Yishai: S. Tel Aviv shuls in danger due to migrants

Interior Minister pens letter to TA mayor calling on him to safeguard synagogues from wave of neglect, disrepair.

311_Simhat Torah (photo credit: Illustrative photo: Ariel Jerozolimski)
311_Simhat Torah
(photo credit: Illustrative photo: Ariel Jerozolimski)
“We do have trouble getting a minyan for evening prayers, after nightfall, 99 percent of the people out here are not Jewish,” Yitzhak Altaras – the 86-year-old gabbai of the Etz Hayim synagogue on the southwest corner of Levinsky Park in south Tel Aviv – said on Tuesday.
The synagogue was founded in 1923, and originally met in one of the wooden shacks that housed immigrants from the Caucasus and is now the site of Levinsky Park, the epicenter of Israel’s African migrant community.
Earlier in the day Interior Minister Eli Yishai (Shas) wrote a letter to Tel Aviv Mayor Ron Huldai calling on him to safeguard south Tel Aviv synagogues from what he said is a wave of neglect and disrepair brought on by the ever-growing African migrant and illegal residents population.
“I have received more and more complaints from south Tel Aviv residents about the stench, the neglect, and how synagogues are being turned into bars and pubs and sometimes even public bathrooms at the hands of the infiltrators and illegal residents population, all the while Jewish worshipers are being pushed out from the area, and finding a minyan is becoming a rare thing,” Yishai wrote in his letter.
Yishai added “I am sure that if you were to hear of such a thing in a city elsewhere in the world, people around the globe and certainly in Israel would be shocked and would take steps to fix the situation.
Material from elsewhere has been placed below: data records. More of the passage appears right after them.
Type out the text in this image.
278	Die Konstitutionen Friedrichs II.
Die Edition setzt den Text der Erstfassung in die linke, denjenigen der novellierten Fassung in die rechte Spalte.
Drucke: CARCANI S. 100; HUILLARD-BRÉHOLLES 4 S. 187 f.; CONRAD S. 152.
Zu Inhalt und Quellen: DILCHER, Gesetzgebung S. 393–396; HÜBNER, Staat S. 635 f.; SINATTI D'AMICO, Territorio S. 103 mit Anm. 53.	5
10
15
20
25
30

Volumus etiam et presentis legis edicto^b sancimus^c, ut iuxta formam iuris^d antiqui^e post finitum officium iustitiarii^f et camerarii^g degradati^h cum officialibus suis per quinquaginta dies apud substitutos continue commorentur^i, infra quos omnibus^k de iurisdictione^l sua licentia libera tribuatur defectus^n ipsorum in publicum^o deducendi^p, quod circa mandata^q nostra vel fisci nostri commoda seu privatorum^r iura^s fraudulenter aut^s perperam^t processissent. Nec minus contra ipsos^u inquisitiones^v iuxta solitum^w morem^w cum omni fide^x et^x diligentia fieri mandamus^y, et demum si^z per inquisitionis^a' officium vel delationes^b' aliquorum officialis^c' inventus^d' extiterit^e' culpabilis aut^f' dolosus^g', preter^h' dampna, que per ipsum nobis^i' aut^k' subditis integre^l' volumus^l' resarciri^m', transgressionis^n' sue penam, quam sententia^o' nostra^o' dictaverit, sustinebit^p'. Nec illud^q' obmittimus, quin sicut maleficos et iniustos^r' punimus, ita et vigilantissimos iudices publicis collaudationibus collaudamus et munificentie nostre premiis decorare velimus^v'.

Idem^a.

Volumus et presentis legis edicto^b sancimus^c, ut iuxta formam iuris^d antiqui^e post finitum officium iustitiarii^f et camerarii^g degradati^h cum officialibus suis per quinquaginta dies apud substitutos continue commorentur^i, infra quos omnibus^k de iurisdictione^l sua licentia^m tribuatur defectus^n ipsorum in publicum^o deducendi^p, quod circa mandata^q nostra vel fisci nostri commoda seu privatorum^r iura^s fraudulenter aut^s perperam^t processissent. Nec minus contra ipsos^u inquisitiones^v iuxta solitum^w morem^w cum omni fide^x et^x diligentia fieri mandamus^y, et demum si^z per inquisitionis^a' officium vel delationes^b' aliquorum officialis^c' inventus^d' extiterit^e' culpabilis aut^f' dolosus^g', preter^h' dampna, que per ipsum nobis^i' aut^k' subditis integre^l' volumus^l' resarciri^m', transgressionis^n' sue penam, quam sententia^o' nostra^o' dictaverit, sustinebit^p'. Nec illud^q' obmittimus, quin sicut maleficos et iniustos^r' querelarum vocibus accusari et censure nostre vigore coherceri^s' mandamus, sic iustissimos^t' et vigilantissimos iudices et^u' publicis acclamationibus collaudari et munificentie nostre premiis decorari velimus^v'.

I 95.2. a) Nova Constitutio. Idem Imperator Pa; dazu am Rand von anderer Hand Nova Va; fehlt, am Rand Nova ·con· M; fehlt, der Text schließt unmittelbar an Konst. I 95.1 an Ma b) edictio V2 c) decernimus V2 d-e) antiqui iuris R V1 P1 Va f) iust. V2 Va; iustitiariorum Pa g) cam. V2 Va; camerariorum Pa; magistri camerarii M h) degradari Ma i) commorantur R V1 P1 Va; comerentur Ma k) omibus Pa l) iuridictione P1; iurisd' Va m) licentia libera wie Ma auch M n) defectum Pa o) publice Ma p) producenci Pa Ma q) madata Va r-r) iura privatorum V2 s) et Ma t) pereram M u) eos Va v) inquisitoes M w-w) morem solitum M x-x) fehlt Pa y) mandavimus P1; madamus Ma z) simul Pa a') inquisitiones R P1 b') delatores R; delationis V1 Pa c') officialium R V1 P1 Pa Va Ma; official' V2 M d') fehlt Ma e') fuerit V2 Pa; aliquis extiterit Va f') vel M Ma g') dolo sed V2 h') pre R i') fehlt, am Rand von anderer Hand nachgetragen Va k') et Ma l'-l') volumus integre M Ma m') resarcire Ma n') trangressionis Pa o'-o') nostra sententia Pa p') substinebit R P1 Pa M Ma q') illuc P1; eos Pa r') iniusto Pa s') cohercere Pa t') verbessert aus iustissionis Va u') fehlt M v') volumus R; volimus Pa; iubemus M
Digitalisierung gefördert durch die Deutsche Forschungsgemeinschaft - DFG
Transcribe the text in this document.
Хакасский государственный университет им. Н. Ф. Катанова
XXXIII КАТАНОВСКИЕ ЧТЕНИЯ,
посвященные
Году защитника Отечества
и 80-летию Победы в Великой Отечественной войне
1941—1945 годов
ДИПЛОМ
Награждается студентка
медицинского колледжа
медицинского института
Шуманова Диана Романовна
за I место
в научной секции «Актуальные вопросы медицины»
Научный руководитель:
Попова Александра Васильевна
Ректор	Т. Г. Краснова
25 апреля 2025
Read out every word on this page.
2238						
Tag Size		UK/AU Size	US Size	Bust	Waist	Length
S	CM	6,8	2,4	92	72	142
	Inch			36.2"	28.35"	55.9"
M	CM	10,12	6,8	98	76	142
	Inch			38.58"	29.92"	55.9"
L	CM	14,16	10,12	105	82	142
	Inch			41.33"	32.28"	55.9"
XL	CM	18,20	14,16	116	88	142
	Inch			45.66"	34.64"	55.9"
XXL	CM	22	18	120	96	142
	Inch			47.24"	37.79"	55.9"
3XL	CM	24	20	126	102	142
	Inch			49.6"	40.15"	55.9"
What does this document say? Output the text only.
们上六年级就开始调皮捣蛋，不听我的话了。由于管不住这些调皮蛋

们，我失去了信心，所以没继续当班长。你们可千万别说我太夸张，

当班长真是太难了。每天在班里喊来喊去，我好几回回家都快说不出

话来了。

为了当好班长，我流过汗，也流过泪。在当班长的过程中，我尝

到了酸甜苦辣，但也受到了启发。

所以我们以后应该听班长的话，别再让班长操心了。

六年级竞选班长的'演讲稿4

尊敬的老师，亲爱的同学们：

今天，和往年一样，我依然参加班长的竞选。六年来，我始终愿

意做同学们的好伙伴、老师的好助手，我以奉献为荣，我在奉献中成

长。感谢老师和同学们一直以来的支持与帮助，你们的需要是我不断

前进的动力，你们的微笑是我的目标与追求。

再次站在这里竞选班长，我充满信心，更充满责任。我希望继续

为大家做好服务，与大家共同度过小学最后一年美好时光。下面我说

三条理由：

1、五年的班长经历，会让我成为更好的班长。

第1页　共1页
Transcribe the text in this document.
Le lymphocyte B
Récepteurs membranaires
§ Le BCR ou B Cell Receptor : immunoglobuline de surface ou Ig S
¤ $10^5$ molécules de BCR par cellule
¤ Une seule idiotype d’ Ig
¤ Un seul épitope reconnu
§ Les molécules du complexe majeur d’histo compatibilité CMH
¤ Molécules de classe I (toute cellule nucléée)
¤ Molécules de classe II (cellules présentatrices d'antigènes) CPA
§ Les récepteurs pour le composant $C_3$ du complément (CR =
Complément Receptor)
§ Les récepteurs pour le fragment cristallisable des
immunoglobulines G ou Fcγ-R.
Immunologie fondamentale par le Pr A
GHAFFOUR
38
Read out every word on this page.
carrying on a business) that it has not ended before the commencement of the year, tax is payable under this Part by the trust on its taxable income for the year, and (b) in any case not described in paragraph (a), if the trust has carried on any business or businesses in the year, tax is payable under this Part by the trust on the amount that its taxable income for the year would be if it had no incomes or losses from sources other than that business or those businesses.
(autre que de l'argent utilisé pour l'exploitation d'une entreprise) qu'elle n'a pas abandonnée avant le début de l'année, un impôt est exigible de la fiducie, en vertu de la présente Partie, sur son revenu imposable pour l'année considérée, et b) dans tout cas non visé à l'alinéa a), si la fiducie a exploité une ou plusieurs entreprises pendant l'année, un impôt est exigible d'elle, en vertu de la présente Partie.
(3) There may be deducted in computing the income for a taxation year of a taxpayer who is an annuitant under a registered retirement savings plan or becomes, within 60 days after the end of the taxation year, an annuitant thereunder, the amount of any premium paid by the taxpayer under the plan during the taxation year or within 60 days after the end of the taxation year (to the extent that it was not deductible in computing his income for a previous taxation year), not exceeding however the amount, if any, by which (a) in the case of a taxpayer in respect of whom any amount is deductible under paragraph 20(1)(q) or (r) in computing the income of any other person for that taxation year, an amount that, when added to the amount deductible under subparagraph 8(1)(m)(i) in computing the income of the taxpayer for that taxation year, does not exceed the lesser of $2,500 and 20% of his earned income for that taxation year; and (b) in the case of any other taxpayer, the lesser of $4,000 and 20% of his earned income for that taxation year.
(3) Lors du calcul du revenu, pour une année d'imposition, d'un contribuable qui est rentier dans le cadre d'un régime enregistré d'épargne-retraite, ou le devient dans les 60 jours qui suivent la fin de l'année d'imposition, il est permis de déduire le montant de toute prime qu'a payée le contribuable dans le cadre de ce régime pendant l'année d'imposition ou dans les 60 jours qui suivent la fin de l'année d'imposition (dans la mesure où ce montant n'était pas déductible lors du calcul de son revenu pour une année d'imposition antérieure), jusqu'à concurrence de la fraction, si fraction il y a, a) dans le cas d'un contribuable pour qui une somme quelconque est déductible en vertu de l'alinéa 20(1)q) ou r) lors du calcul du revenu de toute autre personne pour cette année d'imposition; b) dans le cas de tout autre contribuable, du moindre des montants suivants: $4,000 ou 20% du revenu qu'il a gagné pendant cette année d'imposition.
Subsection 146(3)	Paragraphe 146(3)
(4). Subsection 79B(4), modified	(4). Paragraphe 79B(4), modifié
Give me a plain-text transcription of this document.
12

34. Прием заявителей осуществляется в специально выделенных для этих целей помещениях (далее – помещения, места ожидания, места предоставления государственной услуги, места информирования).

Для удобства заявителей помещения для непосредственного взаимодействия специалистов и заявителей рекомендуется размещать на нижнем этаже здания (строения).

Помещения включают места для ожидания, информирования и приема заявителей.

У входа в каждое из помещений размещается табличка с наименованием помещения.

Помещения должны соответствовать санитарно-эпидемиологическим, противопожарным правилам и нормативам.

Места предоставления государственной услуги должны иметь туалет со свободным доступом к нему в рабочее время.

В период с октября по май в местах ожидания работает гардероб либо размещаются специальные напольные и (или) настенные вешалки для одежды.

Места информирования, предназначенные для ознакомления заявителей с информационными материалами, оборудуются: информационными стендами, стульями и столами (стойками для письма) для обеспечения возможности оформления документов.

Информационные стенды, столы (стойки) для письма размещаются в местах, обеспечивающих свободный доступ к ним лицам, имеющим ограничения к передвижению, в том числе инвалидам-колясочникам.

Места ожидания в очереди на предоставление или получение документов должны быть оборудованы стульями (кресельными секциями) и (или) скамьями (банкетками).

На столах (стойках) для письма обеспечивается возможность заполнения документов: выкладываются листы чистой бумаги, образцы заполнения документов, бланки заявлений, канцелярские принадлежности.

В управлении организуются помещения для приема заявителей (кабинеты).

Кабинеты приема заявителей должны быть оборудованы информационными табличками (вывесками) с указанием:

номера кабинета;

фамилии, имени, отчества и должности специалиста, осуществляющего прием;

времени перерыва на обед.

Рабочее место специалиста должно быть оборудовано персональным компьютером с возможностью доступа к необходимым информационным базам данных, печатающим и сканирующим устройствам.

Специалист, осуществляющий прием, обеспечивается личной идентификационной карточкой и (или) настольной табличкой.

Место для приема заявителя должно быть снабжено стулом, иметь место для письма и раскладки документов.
As the mayor of Tel Aviv, the safeguarding of synagogues including those in the south of the city is under your jurisdiction. I ask that you work as needed to protect them and give them the respect they deserve.”
Altaras hadn’t heard of Yishai’s letter, but said that the decline in attendance was something that had been going on for years, even before the African migrants began arriving in waves about five years ago.
“People moved out of the neighborhood, the young people don’t care or want to come, all that’s left are the older people,” Altaras said, in a refrain common throughout the Jewish Diaspora.
He added that he hadn’t heard about synagogues being turned into bars and nightclubs in the neighborhood, but that earlier in the day he had issued a police complaint against an Africanrun bar across from his apartment on Levinsky that he said kept him up all night “and I don’t even sleep with my hearing aid in, and it’s not normal music either.”
A native of Romania, married to a wife from the Caucasus, Altaras said the synagogue, whose new building was opened in 1990, can usually field one minyan a day, and pulls a crowd on holidays.
Shlomi Shalom, a middleaged worshiper who works near the central bus station and comes to pray at the end of his work day, said the focus shouldn’t be on synagogues, rather the fact that “this whole area is neglected, all of South Tel Aviv has been made into the hatzer ha’ahori [backyard] of Israel and once you have an image like that it’s very hard to change it.”
Nearly an hour after the synagogue opened its doors Tuesday for evening services there were only four elderly men gathered on the porch, as occasionally one would walk out to the sidewalk and try to find an adult Jewish male to come in and help complete the minyan.
The Tel Aviv municipality said Tuesday they had received the letter from Yishai and would pass it on to the local religious council of Tel Aviv. They added that the issue of maintenance and preservation of synagogues is not the responsibility of the municipality, but is handled and funded by the Religious Affairs Ministry.
A spokesman for the ministry countered Tuesday that it is not responsible, and that 95 percent of synagogues are privately run. The Tel Aviv local religious council did not respond to a press inquiry.